We remind you that scouts are people who watch about 2.8 trillion baseball games a year. On the average, seven pitchers show up on the mound in every one of them. If there was a word we'd use to describe how those scouts feel about most of those pitchers, "reverence" wouldn't be the first word we'd think of.
But it is when it comes to the Great Mariano.
"He's got the greatest delivery I've ever seen -- and it's held up for 43 years," said one longtime AL scout. "Everything just works so perfectly. It's like one of those great, antique autos that just keeps on going."
"I'm a pitching guy," said an NL scout, "who looks at pitchers and sees a whole generation of pitchers who can't maintain their deliveries. And this guy's delivery has been impeccable -- for 20 years. He never comes out of that delivery. And he throws strike after strike after strike. It's amazing."
The delivery. What will we remember about it when he's gone? The toe tap. The easy coil into the stretch. The left knee lifting to exactly the same spot, just north of the hip bone. The silky motion that takes him from stretch to release point in a millisecond. The perfect follow-through, everything pointing toward the target, nothing out of whack.
It's all so effortless, he could be playing catch on the beach. But no. This is the launch pad for maybe the single most devastating pitch in baseball history -- Mariano Rivera's cutter -- and has been for just about ever.
"I don't know if anyone in the history of the game consistently repeated his delivery for such a long period of time," said Orioles manager -- and Mariano Rivera's first big-league manager -- Buck Showalter.
And it's a delivery, said one scout, that has proven to be more than merely a means to sustain success.
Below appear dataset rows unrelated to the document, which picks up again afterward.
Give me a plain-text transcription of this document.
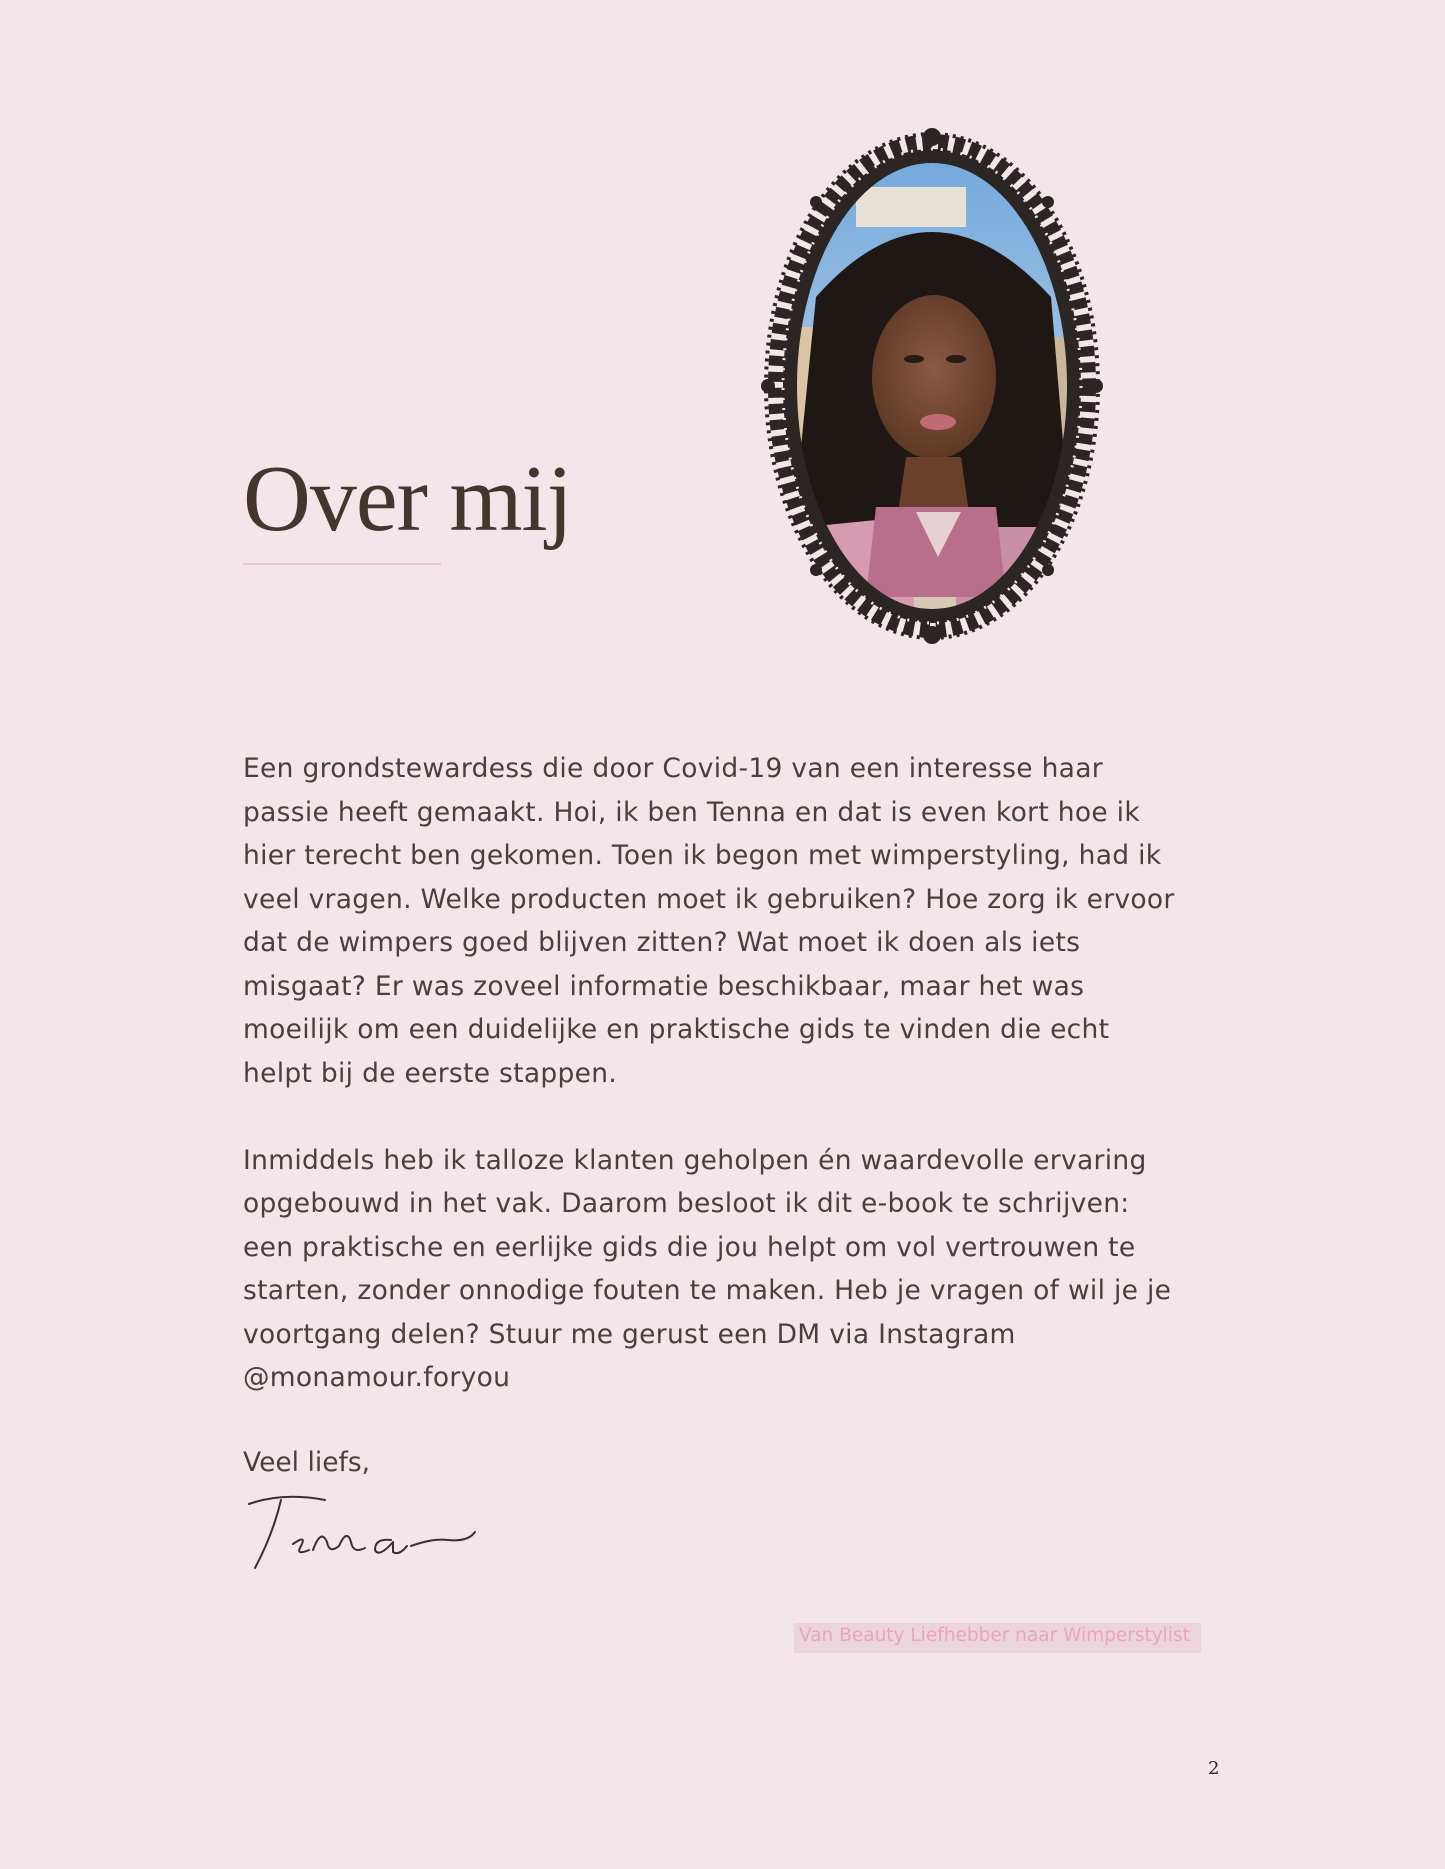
Over mij

Een grondstewardess die door Covid-19 van een interesse haar passie heeft gemaakt. Hoi, ik ben Tenna en dat is even kort hoe ik hier terecht ben gekomen. Toen ik begon met wimperstyling, had ik veel vragen. Welke producten moet ik gebruiken? Hoe zorg ik ervoor dat de wimpers goed blijven zitten? Wat moet ik doen als iets misgaat? Er was zoveel informatie beschikbaar, maar het was moeilijk om een duidelijke en praktische gids te vinden die echt helpt bij de eerste stappen.

Inmiddels heb ik talloze klanten geholpen én waardevolle ervaring opgebouwd in het vak. Daarom besloot ik dit e-book te schrijven: een praktische en eerlijke gids die jou helpt om vol vertrouwen te starten, zonder onnodige fouten te maken. Heb je vragen of wil je je voortgang delen? Stuur me gerust een DM via Instagram @monamour.foryou

Veel liefs,
Van Beauty Liefhebber naar Wimperstylist
2
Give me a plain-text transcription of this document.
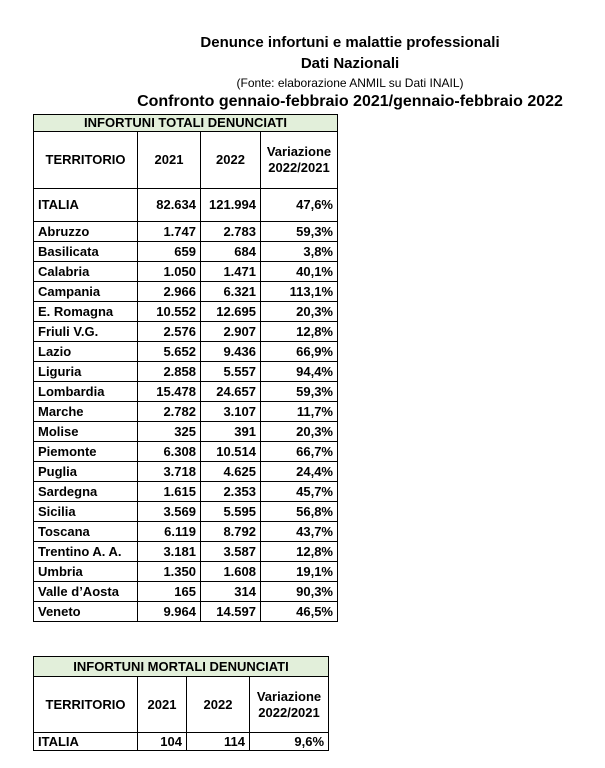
Denunce infortuni e malattie professionali
Dati Nazionali
(Fonte: elaborazione ANMIL su Dati INAIL)
Confronto gennaio-febbraio 2021/gennaio-febbraio 2022
INFORTUNI TOTALI DENUNCIATI			
TERRITORIO	2021	2022	Variazione 2022/2021
ITALIA	82.634	121.994	47,6%
Abruzzo	1.747	2.783	59,3%
Basilicata	659	684	3,8%
Calabria	1.050	1.471	40,1%
Campania	2.966	6.321	113,1%
E. Romagna	10.552	12.695	20,3%
Friuli V.G.	2.576	2.907	12,8%
Lazio	5.652	9.436	66,9%
Liguria	2.858	5.557	94,4%
Lombardia	15.478	24.657	59,3%
Marche	2.782	3.107	11,7%
Molise	325	391	20,3%
Piemonte	6.308	10.514	66,7%
Puglia	3.718	4.625	24,4%
Sardegna	1.615	2.353	45,7%
Sicilia	3.569	5.595	56,8%
Toscana	6.119	8.792	43,7%
Trentino A. A.	3.181	3.587	12,8%
Umbria	1.350	1.608	19,1%
Valle d’Aosta	165	314	90,3%
Veneto	9.964	14.597	46,5%
INFORTUNI MORTALI DENUNCIATI			
TERRITORIO	2021	2022	Variazione 2022/2021
ITALIA	104	114	9,6%
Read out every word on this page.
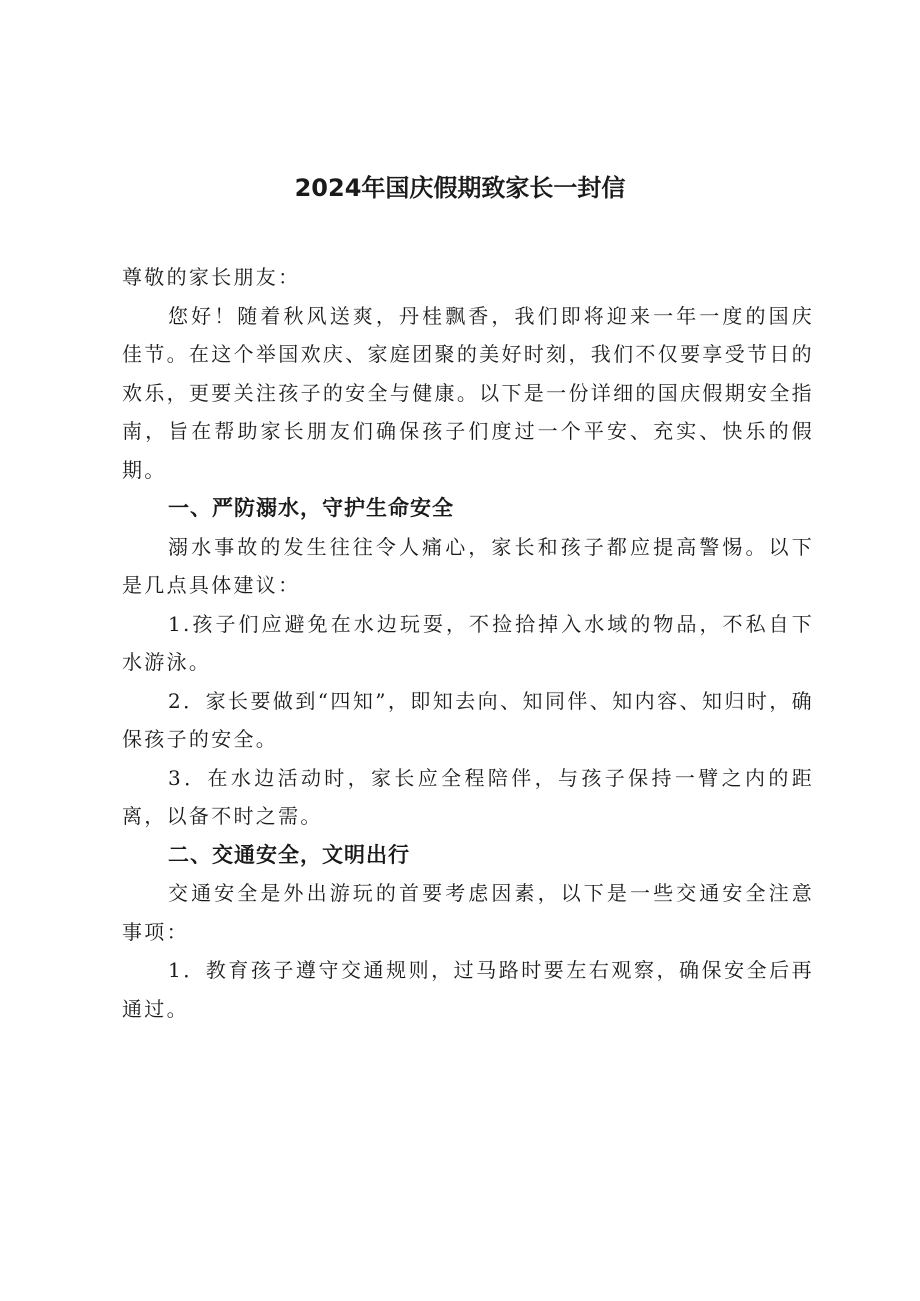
2024年国庆假期致家长一封信

尊敬的家长朋友：

您好！随着秋风送爽，丹桂飘香，我们即将迎来一年一度的国庆佳节。在这个举国欢庆、家庭团聚的美好时刻，我们不仅要享受节日的欢乐，更要关注孩子的安全与健康。以下是一份详细的国庆假期安全指南，旨在帮助家长朋友们确保孩子们度过一个平安、充实、快乐的假期。

一、严防溺水，守护生命安全

溺水事故的发生往往令人痛心，家长和孩子都应提高警惕。以下是几点具体建议：

1.孩子们应避免在水边玩耍，不捡拾掉入水域的物品，不私自下水游泳。

2．家长要做到“四知”，即知去向、知同伴、知内容、知归时，确保孩子的安全。

3．在水边活动时，家长应全程陪伴，与孩子保持一臂之内的距离，以备不时之需。

二、交通安全，文明出行

交通安全是外出游玩的首要考虑因素，以下是一些交通安全注意事项：

1．教育孩子遵守交通规则，过马路时要左右观察，确保安全后再通过。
It's a statement about the man, not just the pitcher.
"To me, it's a reflection of who he is," the scout said. "You know how the old golfers used to talk about guys with great swings and easy actions? That holds true for him, too, I think. Easy and smooth. That's who he is. Those things go hand in hand when you're talking about the great ones."
And now here he is, at age 43, still as dominating as he ever was. Still destroying lumber, egos and batting averages, pitch after pitch after bat-eating pitch.
"He may be the best pitcher we have ever seen," said Blue Jays broadcaster Buck Martinez, "given that he masters the strike zone against the toughest hitters, only when the game's on the line, and does it with one pitch."
Has there ever been another pitcher, another baseball player, another athlete, in any of the four major sports who was still The Best There Is as he cruised into his mid-40s? We've looked and looked and looked. We're more convinced than ever:
There has never been anyone like this. And it's likely there never will be.
"It's the cycle of life," said one NL scout, "and how hard it is to stay on top. Once you've gotten there, it's easy to go down quick. But this guy got to the top and stayed there. For almost 20 years. I've never seen anything like it."
But that, of course, is because we've never seen anyone like the Great Mariano. And thankfully, the show continues. Same as it ever was. For at least another few months.